As well, I think we will see improved outlook wrt economic uncertainty - Trump is under the gun to “solve” the trade war that he created with China… particularly as a hostile House of Reps makes it that much more important for Trump to show that he’s doing a “good job” with the economy.
For that reason, the aforementioned IPOs will likely find a favorable environment in 2019/2020.
If you give your SV SFHs to your kids, there is another (huge) benefit —- all those tax writeoffs you take over 27.5 years as you depreciate your SFHs to zero essentially becomes tax you never have to pay — because depreciation recapture will get wiped out when you die, and your kids get a step up in basis cost in the eyes of the IRS.
Let’s say you bought two homes for 4M and you are depreciating half of that (can’t depreciate land) … that’s 2M in depreciation … 2M in income that you never have to pay taxes on.
I’m confused about how that works.
That method works for investment property, but not for primary home as we do not claim depreciation
What’s your expectation of the price decline? When you see a 10% price drop, will you buy or continue to wait? At what point, will you just buy and forget about your gut and analysis?
We may never buy in Danville… perhaps we’ll keep renting and use the cash to buy somewhere with better appreciation and cap rate… Danville (or the Bay Area), is not our forever place. 5 years…

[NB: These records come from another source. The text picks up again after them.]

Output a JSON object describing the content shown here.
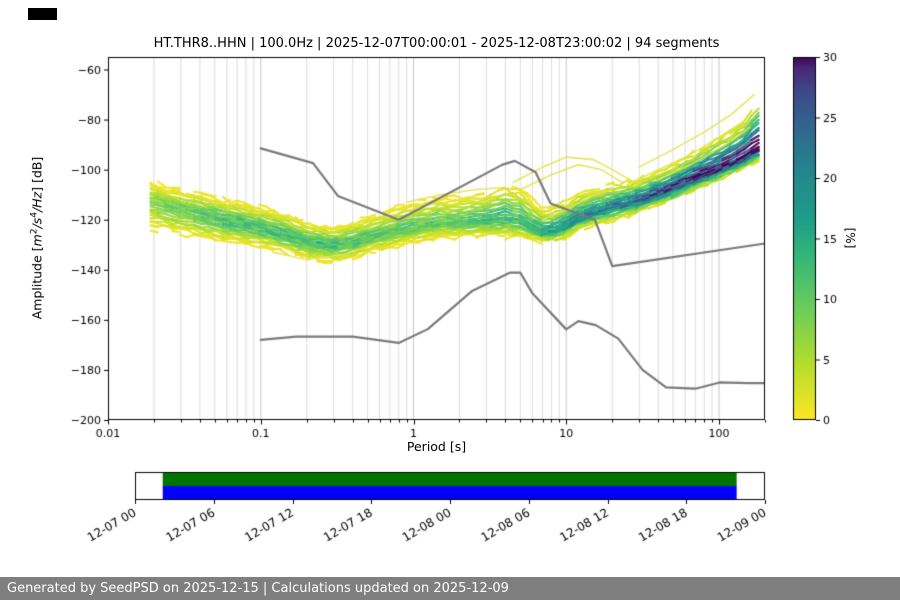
{
  "footer": {
    "text": "Generated by SeedPSD on 2025-12-15 | Calculations updated on 2025-12-09"
  },
  "chart_data": {
    "type": "heatmap",
    "title": "HT.THR8..HHN | 100.0Hz | 2025-12-07T00:00:01 - 2025-12-08T23:00:02 | 94 segments",
    "xlabel": "Period [s]",
    "ylabel_segments": {
      "a": "Amplitude [",
      "b": "m",
      "c": "2",
      "d": "/s",
      "e": "4",
      "f": "/Hz",
      "g": "] [dB]"
    },
    "xlim": [
      0.01,
      200
    ],
    "ylim": [
      -200,
      -55
    ],
    "xscale": "log",
    "grid": true,
    "xticks": [
      0.01,
      0.1,
      1,
      10,
      100
    ],
    "xtick_labels": [
      "0.01",
      "0.1",
      "1",
      "10",
      "100"
    ],
    "yticks": [
      -60,
      -80,
      -100,
      -120,
      -140,
      -160,
      -180,
      -200
    ],
    "ytick_labels": [
      "−60",
      "−80",
      "−100",
      "−120",
      "−140",
      "−160",
      "−180",
      "−200"
    ],
    "colorbar": {
      "label": "[%]",
      "min": 0,
      "max": 30,
      "ticks": [
        0,
        5,
        10,
        15,
        20,
        25,
        30
      ],
      "colormap": "viridis_r",
      "stops": [
        {
          "t": 0.0,
          "c": "#fde725"
        },
        {
          "t": 0.15,
          "c": "#b5de2b"
        },
        {
          "t": 0.3,
          "c": "#6ece58"
        },
        {
          "t": 0.45,
          "c": "#35b779"
        },
        {
          "t": 0.55,
          "c": "#1f9e89"
        },
        {
          "t": 0.7,
          "c": "#26828e"
        },
        {
          "t": 0.8,
          "c": "#31688e"
        },
        {
          "t": 0.9,
          "c": "#3e4a89"
        },
        {
          "t": 0.97,
          "c": "#482878"
        },
        {
          "t": 1.0,
          "c": "#440154"
        }
      ]
    },
    "psd": {
      "periods": [
        0.02,
        0.03,
        0.05,
        0.07,
        0.1,
        0.15,
        0.2,
        0.3,
        0.4,
        0.5,
        0.7,
        1,
        1.5,
        2,
        3,
        4,
        5,
        7,
        9,
        12,
        15,
        20,
        30,
        50,
        70,
        100,
        140,
        180
      ],
      "mode": [
        -113,
        -116,
        -119,
        -121,
        -123,
        -126,
        -129,
        -130,
        -129,
        -127,
        -125,
        -123,
        -121,
        -121,
        -120,
        -119,
        -120,
        -125,
        -124,
        -119,
        -117,
        -115,
        -112,
        -107,
        -103,
        -99,
        -95,
        -91
      ],
      "upper": [
        -105,
        -108,
        -111,
        -113,
        -115,
        -118,
        -121,
        -123,
        -121,
        -119,
        -116,
        -113,
        -111,
        -111,
        -109,
        -106,
        -108,
        -116,
        -114,
        -110,
        -108,
        -106,
        -104,
        -98,
        -93,
        -88,
        -82,
        -72
      ],
      "lower": [
        -124,
        -126,
        -128,
        -129,
        -131,
        -133,
        -135,
        -137,
        -135,
        -133,
        -131,
        -129,
        -127,
        -127,
        -126,
        -127,
        -127,
        -129,
        -128,
        -124,
        -122,
        -120,
        -117,
        -112,
        -108,
        -104,
        -100,
        -96
      ],
      "core_pct": [
        7,
        9,
        11,
        12,
        12,
        12,
        12,
        12,
        12,
        11,
        10,
        10,
        10,
        10,
        12,
        13,
        12,
        14,
        16,
        18,
        20,
        20,
        22,
        25,
        27,
        29,
        30,
        30
      ]
    },
    "noise_models": {
      "color": "#7a7a7a",
      "high": [
        [
          0.1,
          -91.5
        ],
        [
          0.22,
          -97.4
        ],
        [
          0.32,
          -110.5
        ],
        [
          0.8,
          -120
        ],
        [
          3.8,
          -98.1
        ],
        [
          4.6,
          -96.5
        ],
        [
          6.3,
          -101
        ],
        [
          7.9,
          -113.5
        ],
        [
          15.4,
          -120
        ],
        [
          20,
          -138.5
        ],
        [
          200,
          -129.5
        ]
      ],
      "low": [
        [
          0.1,
          -168
        ],
        [
          0.17,
          -166.7
        ],
        [
          0.4,
          -166.7
        ],
        [
          0.8,
          -169.2
        ],
        [
          1.24,
          -163.7
        ],
        [
          2.4,
          -148.6
        ],
        [
          4.3,
          -141.1
        ],
        [
          5,
          -141.1
        ],
        [
          6,
          -149.4
        ],
        [
          10,
          -163.8
        ],
        [
          12,
          -160.5
        ],
        [
          15.6,
          -162.1
        ],
        [
          21.9,
          -167.5
        ],
        [
          31.6,
          -180
        ],
        [
          45,
          -187
        ],
        [
          70,
          -187.5
        ],
        [
          101,
          -185
        ],
        [
          154,
          -185.3
        ],
        [
          200,
          -185.3
        ]
      ]
    },
    "outlier_streaks": [
      [
        [
          4.5,
          -105
        ],
        [
          7,
          -99
        ],
        [
          10,
          -95
        ],
        [
          15,
          -96
        ],
        [
          20,
          -100
        ],
        [
          26,
          -104
        ]
      ],
      [
        [
          5,
          -108
        ],
        [
          8,
          -102
        ],
        [
          12,
          -98
        ],
        [
          17,
          -100
        ],
        [
          23,
          -105
        ]
      ],
      [
        [
          0.9,
          -113
        ],
        [
          1.5,
          -110
        ],
        [
          2.5,
          -108
        ],
        [
          4,
          -107
        ]
      ],
      [
        [
          0.12,
          -133
        ],
        [
          0.2,
          -136
        ],
        [
          0.35,
          -134
        ],
        [
          0.6,
          -129
        ]
      ],
      [
        [
          30,
          -99
        ],
        [
          50,
          -92
        ],
        [
          80,
          -85
        ],
        [
          120,
          -78
        ],
        [
          170,
          -70
        ]
      ],
      [
        [
          25,
          -106
        ],
        [
          40,
          -100
        ],
        [
          65,
          -94
        ],
        [
          100,
          -87
        ],
        [
          150,
          -80
        ]
      ],
      [
        [
          7,
          -120
        ],
        [
          10,
          -116
        ],
        [
          14,
          -111
        ],
        [
          20,
          -108
        ]
      ],
      [
        [
          40,
          -104
        ],
        [
          70,
          -97
        ],
        [
          110,
          -90
        ],
        [
          160,
          -83
        ]
      ]
    ],
    "timeline": {
      "ticks": [
        "12-07 00",
        "12-07 06",
        "12-07 12",
        "12-07 18",
        "12-08 00",
        "12-08 06",
        "12-08 12",
        "12-08 18",
        "12-09 00"
      ],
      "bars": [
        {
          "color": "#007400",
          "row": 0,
          "from": 0.044,
          "to": 0.955
        },
        {
          "color": "#0000ff",
          "row": 1,
          "from": 0.044,
          "to": 0.955
        }
      ]
    }
  }
}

Plenty of rentals available everywhere, and moving all my heavy furniture every couple of years keeps my upper body chiseled and buff
I’m super interested in finding a place with better appreciation and cap rate. Let’s brainstorm and find that place.
If you work in SF, why not buy a house in Peidmont? Even Orinda and Lafayette can be good choices and they are only slightly more expensive than Houston
How about 2-3 of these instead of a a shack in Burlingame? Rent them out until retirement, free place to stay every summer. Warm Mediterranean at your feet.

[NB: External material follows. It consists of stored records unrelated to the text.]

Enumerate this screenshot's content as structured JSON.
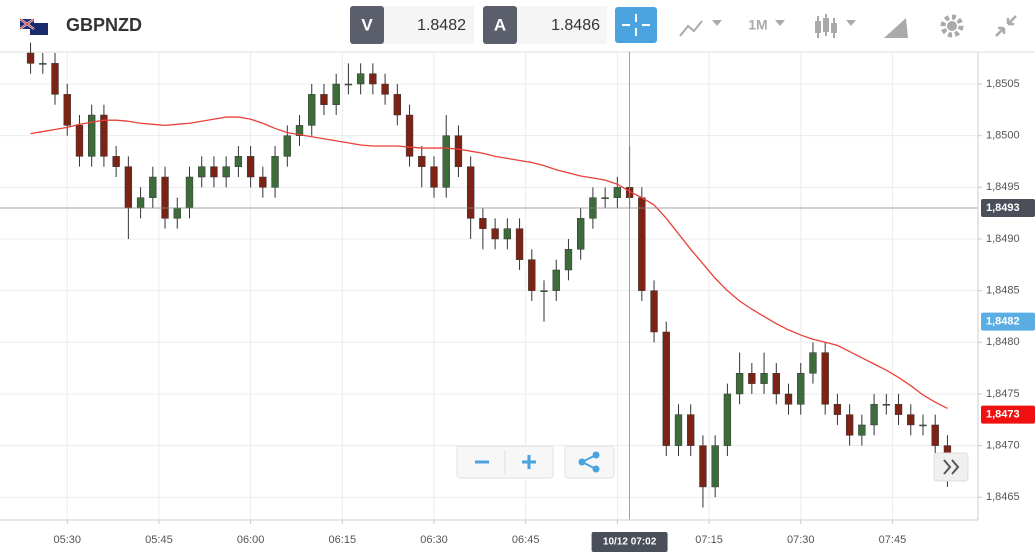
{
  "header": {
    "symbol": "GBPNZD",
    "bid_label": "V",
    "bid": 1.8482,
    "ask_label": "A",
    "ask": 1.8486,
    "timeframe": "1M"
  },
  "chart_data": {
    "type": "candlestick",
    "x": [
      "05:24",
      "05:26",
      "05:28",
      "05:30",
      "05:32",
      "05:34",
      "05:36",
      "05:38",
      "05:40",
      "05:42",
      "05:44",
      "05:46",
      "05:48",
      "05:50",
      "05:52",
      "05:54",
      "05:56",
      "05:58",
      "06:00",
      "06:02",
      "06:04",
      "06:06",
      "06:08",
      "06:10",
      "06:12",
      "06:14",
      "06:16",
      "06:18",
      "06:20",
      "06:22",
      "06:24",
      "06:26",
      "06:28",
      "06:30",
      "06:32",
      "06:34",
      "06:36",
      "06:38",
      "06:40",
      "06:42",
      "06:44",
      "06:46",
      "06:48",
      "06:50",
      "06:52",
      "06:54",
      "06:56",
      "06:58",
      "07:00",
      "07:02",
      "07:04",
      "07:06",
      "07:08",
      "07:10",
      "07:12",
      "07:14",
      "07:16",
      "07:18",
      "07:20",
      "07:22",
      "07:24",
      "07:26",
      "07:28",
      "07:30",
      "07:32",
      "07:34",
      "07:36",
      "07:38",
      "07:40",
      "07:42",
      "07:44",
      "07:46",
      "07:48",
      "07:50",
      "07:52",
      "07:54"
    ],
    "open": [
      1.8508,
      1.8507,
      1.8507,
      1.8504,
      1.8501,
      1.8498,
      1.8502,
      1.8498,
      1.8497,
      1.8493,
      1.8494,
      1.8496,
      1.8492,
      1.8493,
      1.8496,
      1.8497,
      1.8496,
      1.8497,
      1.8498,
      1.8496,
      1.8495,
      1.8498,
      1.85,
      1.8501,
      1.8504,
      1.8503,
      1.8505,
      1.8505,
      1.8506,
      1.8505,
      1.8504,
      1.8502,
      1.8498,
      1.8497,
      1.8495,
      1.85,
      1.8497,
      1.8492,
      1.8491,
      1.849,
      1.8491,
      1.8488,
      1.8485,
      1.8485,
      1.8487,
      1.8489,
      1.8492,
      1.8494,
      1.8494,
      1.8495,
      1.8494,
      1.8485,
      1.8481,
      1.847,
      1.8473,
      1.847,
      1.8466,
      1.847,
      1.8475,
      1.8477,
      1.8476,
      1.8477,
      1.8475,
      1.8474,
      1.8477,
      1.8479,
      1.8474,
      1.8473,
      1.8471,
      1.8472,
      1.8474,
      1.8474,
      1.8473,
      1.8472,
      1.8472,
      1.847
    ],
    "high": [
      1.8509,
      1.8508,
      1.8508,
      1.8505,
      1.8502,
      1.8503,
      1.8503,
      1.8499,
      1.8498,
      1.8495,
      1.8497,
      1.8497,
      1.8494,
      1.8497,
      1.8498,
      1.8498,
      1.8498,
      1.8499,
      1.8499,
      1.8497,
      1.8499,
      1.8501,
      1.8502,
      1.8505,
      1.8505,
      1.8506,
      1.8507,
      1.8507,
      1.8507,
      1.8506,
      1.8505,
      1.8503,
      1.8499,
      1.8498,
      1.8502,
      1.8501,
      1.8498,
      1.8493,
      1.8492,
      1.8492,
      1.8492,
      1.8489,
      1.8486,
      1.8488,
      1.849,
      1.8493,
      1.8495,
      1.8495,
      1.8496,
      1.8499,
      1.8495,
      1.8486,
      1.8482,
      1.8474,
      1.8474,
      1.8471,
      1.8471,
      1.8476,
      1.8479,
      1.8478,
      1.8479,
      1.8478,
      1.8476,
      1.8478,
      1.848,
      1.848,
      1.8475,
      1.8474,
      1.8473,
      1.8475,
      1.8475,
      1.8475,
      1.8474,
      1.8473,
      1.8473,
      1.8471
    ],
    "low": [
      1.8506,
      1.8506,
      1.8503,
      1.85,
      1.8497,
      1.8497,
      1.8497,
      1.8496,
      1.849,
      1.8492,
      1.8493,
      1.8491,
      1.8491,
      1.8492,
      1.8495,
      1.8495,
      1.8495,
      1.8496,
      1.8495,
      1.8494,
      1.8494,
      1.8497,
      1.8499,
      1.85,
      1.8502,
      1.8502,
      1.8504,
      1.8504,
      1.8504,
      1.8503,
      1.8501,
      1.8497,
      1.8495,
      1.8494,
      1.8494,
      1.8496,
      1.849,
      1.8489,
      1.8489,
      1.8489,
      1.8487,
      1.8484,
      1.8482,
      1.8484,
      1.8486,
      1.8488,
      1.8491,
      1.8493,
      1.8493,
      1.8493,
      1.8484,
      1.848,
      1.8469,
      1.8469,
      1.8469,
      1.8464,
      1.8465,
      1.8469,
      1.8474,
      1.8475,
      1.8475,
      1.8474,
      1.8473,
      1.8473,
      1.8476,
      1.8473,
      1.8472,
      1.847,
      1.847,
      1.8471,
      1.8473,
      1.8472,
      1.8471,
      1.8471,
      1.8469,
      1.8466
    ],
    "close": [
      1.8507,
      1.8507,
      1.8504,
      1.8501,
      1.8498,
      1.8502,
      1.8498,
      1.8497,
      1.8493,
      1.8494,
      1.8496,
      1.8492,
      1.8493,
      1.8496,
      1.8497,
      1.8496,
      1.8497,
      1.8498,
      1.8496,
      1.8495,
      1.8498,
      1.85,
      1.8501,
      1.8504,
      1.8503,
      1.8505,
      1.8505,
      1.8506,
      1.8505,
      1.8504,
      1.8502,
      1.8498,
      1.8497,
      1.8495,
      1.85,
      1.8497,
      1.8492,
      1.8491,
      1.849,
      1.8491,
      1.8488,
      1.8485,
      1.8485,
      1.8487,
      1.8489,
      1.8492,
      1.8494,
      1.8494,
      1.8495,
      1.8494,
      1.8485,
      1.8481,
      1.847,
      1.8473,
      1.847,
      1.8466,
      1.847,
      1.8475,
      1.8477,
      1.8476,
      1.8477,
      1.8475,
      1.8474,
      1.8477,
      1.8479,
      1.8474,
      1.8473,
      1.8471,
      1.8472,
      1.8474,
      1.8474,
      1.8473,
      1.8472,
      1.8472,
      1.847,
      1.8467
    ],
    "up_color": "#3e6b3a",
    "down_color": "#7d2316",
    "overlays": [
      {
        "type": "line",
        "color": "#e8413a",
        "values": [
          1.85002,
          1.85004,
          1.85006,
          1.85008,
          1.85011,
          1.85013,
          1.85015,
          1.85015,
          1.85014,
          1.85012,
          1.85011,
          1.8501,
          1.85011,
          1.85012,
          1.85014,
          1.85016,
          1.85018,
          1.85018,
          1.85016,
          1.85012,
          1.85007,
          1.85003,
          1.85001,
          1.84999,
          1.84997,
          1.84995,
          1.84993,
          1.84991,
          1.8499,
          1.8499,
          1.8499,
          1.84989,
          1.84988,
          1.84988,
          1.84988,
          1.84987,
          1.84985,
          1.84983,
          1.8498,
          1.84978,
          1.84976,
          1.84974,
          1.84971,
          1.84967,
          1.84964,
          1.84961,
          1.84959,
          1.84957,
          1.84953,
          1.84946,
          1.8494,
          1.84933,
          1.8492,
          1.84905,
          1.8489,
          1.84876,
          1.84862,
          1.8485,
          1.8484,
          1.84832,
          1.84825,
          1.84818,
          1.84812,
          1.84807,
          1.84803,
          1.848,
          1.84797,
          1.84791,
          1.84785,
          1.84779,
          1.84773,
          1.84766,
          1.84758,
          1.84749,
          1.84742,
          1.84736
        ]
      }
    ],
    "xlim": [
      "05:19",
      "07:59"
    ],
    "xticks": [
      "05:30",
      "05:45",
      "06:00",
      "06:15",
      "06:30",
      "06:45",
      "07:00",
      "07:15",
      "07:30",
      "07:45"
    ],
    "ylim": [
      1.84628,
      1.85081
    ],
    "yticks": [
      {
        "value": 1.8465,
        "label": "1,8465"
      },
      {
        "value": 1.847,
        "label": "1,8470"
      },
      {
        "value": 1.8475,
        "label": "1,8475"
      },
      {
        "value": 1.848,
        "label": "1,8480"
      },
      {
        "value": 1.8485,
        "label": "1,8485"
      },
      {
        "value": 1.849,
        "label": "1,8490"
      },
      {
        "value": 1.8495,
        "label": "1,8495"
      },
      {
        "value": 1.85,
        "label": "1,8500"
      },
      {
        "value": 1.8505,
        "label": "1,8505"
      }
    ],
    "grid": true,
    "crosshair": {
      "x": "07:02",
      "x_label": "10/12 07:02",
      "value": 1.8493,
      "label": "1,8493"
    },
    "price_labels": [
      {
        "value": 1.8482,
        "label": "1,8482",
        "color": "#5aaee3"
      },
      {
        "value": 1.8473,
        "label": "1,8473",
        "color": "#f01010"
      }
    ]
  }
}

Balearic islands are on sale right now! Only up 10% since the crisis
Need to study Spanish to figure this out, that’s a barrier. 10% since 2009 is disappointing
After inflation that’s like negative return.
exactly! buy low sell high! do you invest based on past returns or future returns?
Burlingame shacks going to cost $6 million in 10 years?
oh, and a massive cap rate on those rentals, european mortgages at almost 0% real cost
Socialism doesn’t allow returns. No point to invest in Europe
Is it so simple to predict future economic growth rates?
Spain’s historical GDP growth rate, 1.5% max in the last 22 years
no, but some of you in this group just take the “line” for the last 10 years and extend it into the future forever…
it’s called the “realestateforums.net” index
USA >>>>> Spain
Spain is like investing in Bonds.
Bay Area is like investing in stocks, returns much higher long term even if invested in Index funds.
so cheap maintenance and utility bills too! even better!
these are rented to germans, northern europeans for 8 months out of the year… Majorca becomes one of Europe’s busiest airports in the summers…
look guys, there is RE life and opportunities elsewhere in the California, the US, and even the world. I guess I am in the wrong place…
It only fell 15% during the crash. What big catalyst is going to drive it to beat the highs prior to the crash? Their unemployment rate is still one of the highest in Europe.